Techniques You Can Use At Home

Using cognitive behavioral techniques at home is relatively easy, but it requires diligence. Addiction will be flirting around the edges of your perception for a long time, but cognitive behavioral therapy techniques can help you push it away and eliminate the patterns of thinking that make you fall back into use.

You can start by immediately writing down your feelings about your addiction and where it comes from, identifying problematic thinking patterns, and finding ways to combat them with positive statements. For example, if you use heroin to kill the pain of feeling “fat,” you can write down positive self-statements, such as “I am beautiful and perfect exactly the way I am.”

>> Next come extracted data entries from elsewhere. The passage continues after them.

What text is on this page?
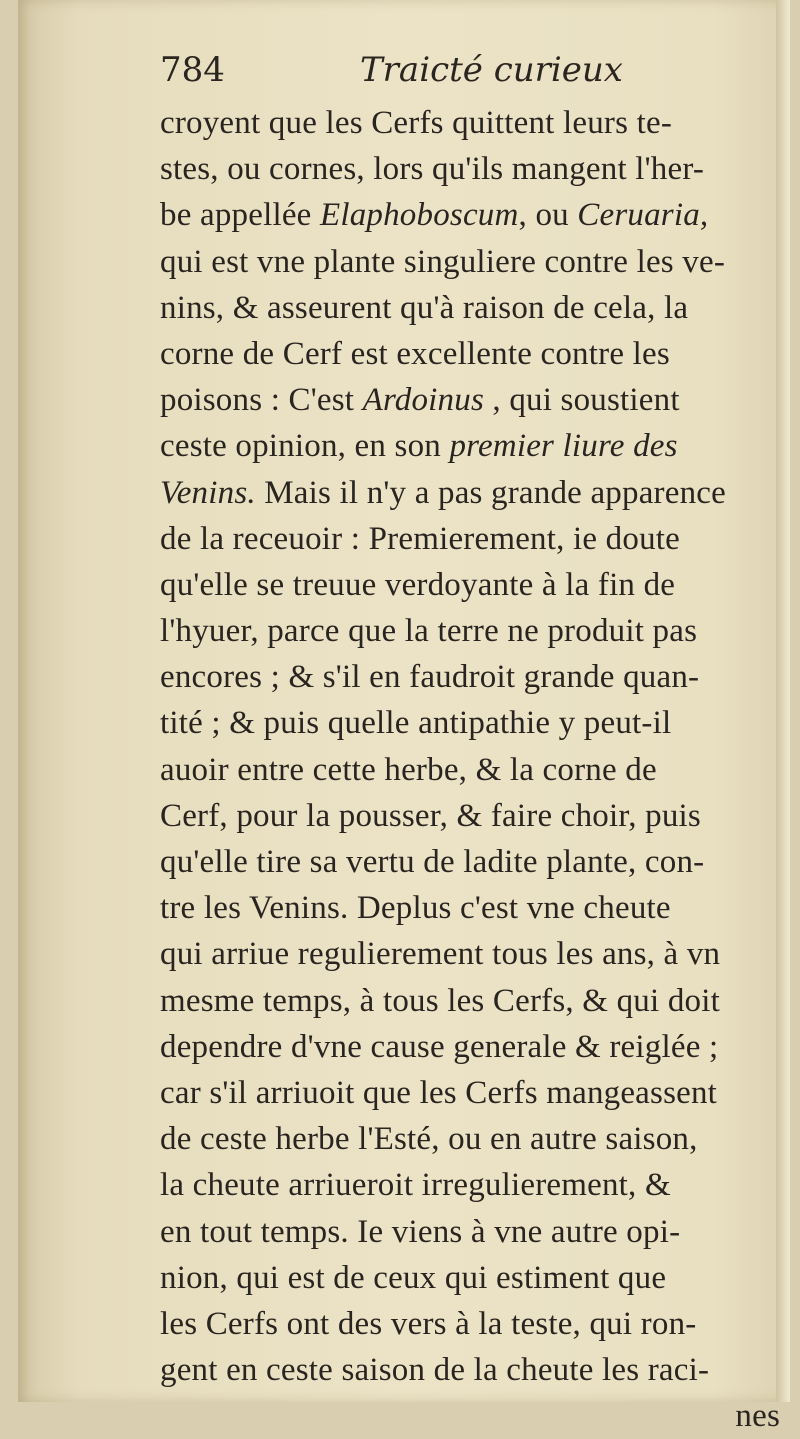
784	Traicté curieux
croyent que les Cerfs quittent leurs te-
stes, ou cornes, lors qu'ils mangent l'her-
be appellée Elaphoboscum, ou Ceruaria,
qui est vne plante singuliere contre les ve-
nins, & asseurent qu'à raison de cela, la
corne de Cerf est excellente contre les
poisons : C'est Ardoinus , qui soustient
ceste opinion, en son premier liure des
Venins. Mais il n'y a pas grande apparence
de la receuoir : Premierement, ie doute
qu'elle se treuue verdoyante à la fin de
l'hyuer, parce que la terre ne produit pas
encores ; & s'il en faudroit grande quan-
tité ; & puis quelle antipathie y peut-il
auoir entre cette herbe, & la corne de
Cerf, pour la pousser, & faire choir, puis
qu'elle tire sa vertu de ladite plante, con-
tre les Venins. Deplus c'est vne cheute
qui arriue regulierement tous les ans, à vn
mesme temps, à tous les Cerfs, & qui doit
dependre d'vne cause generale & reiglée ;
car s'il arriuoit que les Cerfs mangeassent
de ceste herbe l'Esté, ou en autre saison,
la cheute arriueroit irregulierement, &
en tout temps. Ie viens à vne autre opi-
nion, qui est de ceux qui estiment que
les Cerfs ont des vers à la teste, qui ron-
gent en ceste saison de la cheute les raci-
nes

You are basically trying to replace negative thoughts with positive ones and to make positive thoughts the preeminent ones in your mind. This must be done consciously throughout the day whenever you feel negative thoughts, especially negative thoughts related to your addiction.

What will eventually happen is that your negative thoughts will disappear and get replaced by positive ones. Your mind will replace its need to use substances with the idea that it doesn’t need substances at all. If you used substances to self-medicate depression or other negative moments in life, your new mental patterns will cope with them in positive and drug-free ways.

Using It When Relapse Threatens

Cognitive behavioral therapy can also be used to help nip relapse in the bud before it throws you back into the cycle of abuse. Relapse occurs when your body craves your substance and when your mind falls back into the negative patterns of abuse that fueled your addiction.

The best way to deal with a relapse with cognitive behavior therapy is to identify why you are feeling the urge to use. Are you feeling down or depressed and feel that your substance will help? Whatever the reason, identifying it can help you use the techniques described above to direct your mind away from using.

Using these methods can help you relieve some of the pressures associated with drug use, but you should check into a rehab center to help beat your addiction. They will help you move through withdrawal in a comfortable manner and avoid falling a victim to severe pain and suffering.